My experience both personally and in my interactions with friends and clients tells me many of us would have trouble describing ourselves with those words most of the time. While we might be willing to acknowledge confidence, boldness, or resilience in ourselves in some areas, many of us are much quicker to see those qualities in others. We tend to compare our insides with other people’s outsides and reach the conclusion that others possess something we just don’t have. I would encourage the woman who struggles to identify those qualities in herself to ask a trusted friend or family member for help in the discovery process. We are always more connected to our courage in the context of community. Find the people who encourage you to step out and exercise your confidence muscles and offer them the gift of encouragement in return.
I would also encourage her to determine what she thinks being bold, confident, and resilient looks like and act that way until she begins to feel that way. One of my favorite quotes about being brave is from Aristotle. He says, “We become brave by doing brave acts.” I believe scripture tells us that God created us to be brave, bold, confident, and resilient.
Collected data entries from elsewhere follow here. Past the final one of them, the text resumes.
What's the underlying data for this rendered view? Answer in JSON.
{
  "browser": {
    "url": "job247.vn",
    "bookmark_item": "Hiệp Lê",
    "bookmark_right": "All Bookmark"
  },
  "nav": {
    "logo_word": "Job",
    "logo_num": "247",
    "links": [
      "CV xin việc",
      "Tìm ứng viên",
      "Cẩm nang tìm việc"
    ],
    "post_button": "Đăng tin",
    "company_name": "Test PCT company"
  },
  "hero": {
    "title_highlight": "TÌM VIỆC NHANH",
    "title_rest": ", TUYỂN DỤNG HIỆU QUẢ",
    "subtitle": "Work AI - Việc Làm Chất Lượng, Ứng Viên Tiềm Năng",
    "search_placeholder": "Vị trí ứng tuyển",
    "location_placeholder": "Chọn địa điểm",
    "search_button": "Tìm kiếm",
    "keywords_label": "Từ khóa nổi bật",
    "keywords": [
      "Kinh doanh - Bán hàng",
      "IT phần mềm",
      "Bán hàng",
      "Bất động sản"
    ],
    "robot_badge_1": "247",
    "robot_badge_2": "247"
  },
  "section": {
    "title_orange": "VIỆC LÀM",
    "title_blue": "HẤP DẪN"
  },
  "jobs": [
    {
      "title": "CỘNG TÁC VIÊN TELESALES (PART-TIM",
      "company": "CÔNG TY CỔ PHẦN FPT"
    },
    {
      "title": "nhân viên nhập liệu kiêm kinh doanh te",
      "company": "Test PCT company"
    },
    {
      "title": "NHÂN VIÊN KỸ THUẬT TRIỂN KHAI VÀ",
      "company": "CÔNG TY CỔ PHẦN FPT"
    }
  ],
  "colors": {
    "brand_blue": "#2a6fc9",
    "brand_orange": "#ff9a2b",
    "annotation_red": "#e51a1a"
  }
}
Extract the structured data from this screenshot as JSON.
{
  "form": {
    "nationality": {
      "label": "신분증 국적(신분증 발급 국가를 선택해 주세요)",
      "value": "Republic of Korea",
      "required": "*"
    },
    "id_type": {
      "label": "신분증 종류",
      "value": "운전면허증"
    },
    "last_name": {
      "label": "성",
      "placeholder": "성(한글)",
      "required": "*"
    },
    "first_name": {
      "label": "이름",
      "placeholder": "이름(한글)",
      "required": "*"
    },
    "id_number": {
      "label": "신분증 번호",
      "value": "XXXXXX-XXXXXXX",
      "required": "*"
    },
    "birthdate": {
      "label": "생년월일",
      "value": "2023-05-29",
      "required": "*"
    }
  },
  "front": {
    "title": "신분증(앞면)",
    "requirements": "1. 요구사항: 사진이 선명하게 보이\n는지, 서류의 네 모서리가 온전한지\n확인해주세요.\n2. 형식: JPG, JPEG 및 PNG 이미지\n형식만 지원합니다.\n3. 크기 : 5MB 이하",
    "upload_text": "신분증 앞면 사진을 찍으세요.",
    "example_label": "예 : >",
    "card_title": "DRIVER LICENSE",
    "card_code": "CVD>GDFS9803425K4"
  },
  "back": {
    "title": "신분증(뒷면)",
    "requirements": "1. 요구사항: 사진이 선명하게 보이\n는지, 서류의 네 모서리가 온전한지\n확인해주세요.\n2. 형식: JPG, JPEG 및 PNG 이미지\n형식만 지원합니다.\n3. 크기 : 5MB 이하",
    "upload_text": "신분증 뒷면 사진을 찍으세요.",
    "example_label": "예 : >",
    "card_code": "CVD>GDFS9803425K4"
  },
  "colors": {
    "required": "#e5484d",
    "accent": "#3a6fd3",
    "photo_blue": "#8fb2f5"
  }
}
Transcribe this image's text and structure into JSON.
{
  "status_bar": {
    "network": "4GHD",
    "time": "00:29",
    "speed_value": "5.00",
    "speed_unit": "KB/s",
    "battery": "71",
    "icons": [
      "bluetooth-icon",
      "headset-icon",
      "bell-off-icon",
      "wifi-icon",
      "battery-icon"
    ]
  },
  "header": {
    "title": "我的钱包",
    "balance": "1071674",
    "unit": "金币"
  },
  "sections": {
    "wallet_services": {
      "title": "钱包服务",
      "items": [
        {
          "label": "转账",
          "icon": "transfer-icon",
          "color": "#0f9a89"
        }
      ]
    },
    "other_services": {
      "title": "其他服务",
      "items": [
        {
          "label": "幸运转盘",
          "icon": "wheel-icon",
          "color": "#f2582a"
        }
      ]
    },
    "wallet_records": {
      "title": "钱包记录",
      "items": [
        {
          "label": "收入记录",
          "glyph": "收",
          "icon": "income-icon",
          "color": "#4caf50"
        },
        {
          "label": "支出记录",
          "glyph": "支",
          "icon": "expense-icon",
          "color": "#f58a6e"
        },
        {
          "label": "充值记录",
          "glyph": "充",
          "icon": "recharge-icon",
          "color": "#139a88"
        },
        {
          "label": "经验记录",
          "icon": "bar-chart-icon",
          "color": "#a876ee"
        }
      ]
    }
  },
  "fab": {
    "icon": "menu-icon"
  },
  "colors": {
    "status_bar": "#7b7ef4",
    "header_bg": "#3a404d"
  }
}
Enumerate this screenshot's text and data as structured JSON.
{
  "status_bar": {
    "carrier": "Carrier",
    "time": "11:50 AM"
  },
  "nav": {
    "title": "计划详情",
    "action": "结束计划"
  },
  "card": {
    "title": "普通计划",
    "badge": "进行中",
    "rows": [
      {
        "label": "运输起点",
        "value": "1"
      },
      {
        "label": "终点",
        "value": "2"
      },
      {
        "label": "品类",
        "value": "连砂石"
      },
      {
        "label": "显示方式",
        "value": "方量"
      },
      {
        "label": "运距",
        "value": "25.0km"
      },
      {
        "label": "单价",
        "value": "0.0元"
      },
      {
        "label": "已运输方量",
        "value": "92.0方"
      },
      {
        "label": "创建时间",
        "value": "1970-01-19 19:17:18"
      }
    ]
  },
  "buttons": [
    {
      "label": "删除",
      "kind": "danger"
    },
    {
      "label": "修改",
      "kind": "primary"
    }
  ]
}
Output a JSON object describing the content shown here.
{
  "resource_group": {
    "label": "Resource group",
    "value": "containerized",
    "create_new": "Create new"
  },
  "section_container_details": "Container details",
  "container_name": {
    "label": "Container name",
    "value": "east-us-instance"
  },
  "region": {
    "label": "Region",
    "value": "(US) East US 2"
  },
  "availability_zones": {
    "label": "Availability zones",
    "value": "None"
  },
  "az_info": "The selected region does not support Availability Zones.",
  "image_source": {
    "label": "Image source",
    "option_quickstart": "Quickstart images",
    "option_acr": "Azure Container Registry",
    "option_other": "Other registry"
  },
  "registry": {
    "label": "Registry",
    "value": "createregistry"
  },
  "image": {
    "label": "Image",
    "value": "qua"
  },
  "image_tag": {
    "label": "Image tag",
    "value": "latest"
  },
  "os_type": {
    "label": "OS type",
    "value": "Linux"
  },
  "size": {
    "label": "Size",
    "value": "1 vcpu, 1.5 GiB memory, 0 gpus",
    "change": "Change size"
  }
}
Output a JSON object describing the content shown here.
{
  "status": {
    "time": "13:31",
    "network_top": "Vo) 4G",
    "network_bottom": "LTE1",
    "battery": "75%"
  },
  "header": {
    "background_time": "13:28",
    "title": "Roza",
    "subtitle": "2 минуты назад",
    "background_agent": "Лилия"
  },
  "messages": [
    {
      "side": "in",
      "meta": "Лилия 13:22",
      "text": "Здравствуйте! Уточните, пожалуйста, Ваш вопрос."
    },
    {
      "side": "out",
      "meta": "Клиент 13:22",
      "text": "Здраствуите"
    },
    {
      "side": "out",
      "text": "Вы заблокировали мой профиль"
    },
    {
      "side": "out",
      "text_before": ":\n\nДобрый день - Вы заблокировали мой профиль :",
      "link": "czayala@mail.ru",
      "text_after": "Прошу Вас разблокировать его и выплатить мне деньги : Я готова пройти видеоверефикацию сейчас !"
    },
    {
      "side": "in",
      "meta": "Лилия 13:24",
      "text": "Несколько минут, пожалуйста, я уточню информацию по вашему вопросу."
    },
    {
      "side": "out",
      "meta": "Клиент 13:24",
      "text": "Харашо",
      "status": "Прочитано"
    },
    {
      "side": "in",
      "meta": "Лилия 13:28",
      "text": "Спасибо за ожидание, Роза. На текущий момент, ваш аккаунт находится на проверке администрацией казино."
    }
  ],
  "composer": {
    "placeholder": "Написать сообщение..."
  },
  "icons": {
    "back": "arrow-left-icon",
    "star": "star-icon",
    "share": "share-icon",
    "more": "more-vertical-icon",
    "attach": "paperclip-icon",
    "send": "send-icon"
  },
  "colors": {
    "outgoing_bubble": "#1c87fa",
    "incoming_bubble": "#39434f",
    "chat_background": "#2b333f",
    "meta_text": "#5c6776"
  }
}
Until we remember what that feels like, we need to encourage one another and practice doing brave things. Do one thing that scares you every day, no matter how small, and catch your friends being brave.
Q: Who was Being Brave written for?
The Being Brave journey is for women who feel stuck and want to get un-stuck. This book is for the woman who dreams of a life of deeper purpose and passion, even though she isn’t sure she has anything significant to contribute. This book is for the woman who feels lonely, even though she has 750 friends on Facebook, and for the woman who loves Jesus, even though she doesn’t always feel like she fits in at church. This book is for the woman longing for deeper connection to God and to other women like her. This book is for the woman who needs someone to tell her she is brave, her story matters, and the party won’t be complete without her.
Q: Tell us a little bit about the format of Being Brave. How did you intend for the book to be used?
The book is formatted as a forty-day devotional journey. Using our theme scripture from 2 Timothy and an acronym of the word BRAVE, we explore six facets of being brave. On this journey, being brave includes being Bold, Resilient, Authentic, Vulnerable, Engaged, and Empowered by the Spirit. Each day explores one of the six facets of bravery with two scripture verses, an illustration, three thought-provoking questions, and a prayer. Along the way, we take inspiration from Jesus and His brave followers during the final weeks of His ministry, in addition to examples of courage from my own community.
My prayer is that readers will find an accessible guide to thinking about being brave in a new way and be willing to consider the idea that our Creator is willing and able to accompany us on the journey. I hope Being Brave is a book that both seasoned devotional enthusiasts and those who have never used a daily devotional before will find meaningful. In less than thirty minutes, most readers will be able to explore the daily offering and consider ways to incorporate the various facets of bravery into their day.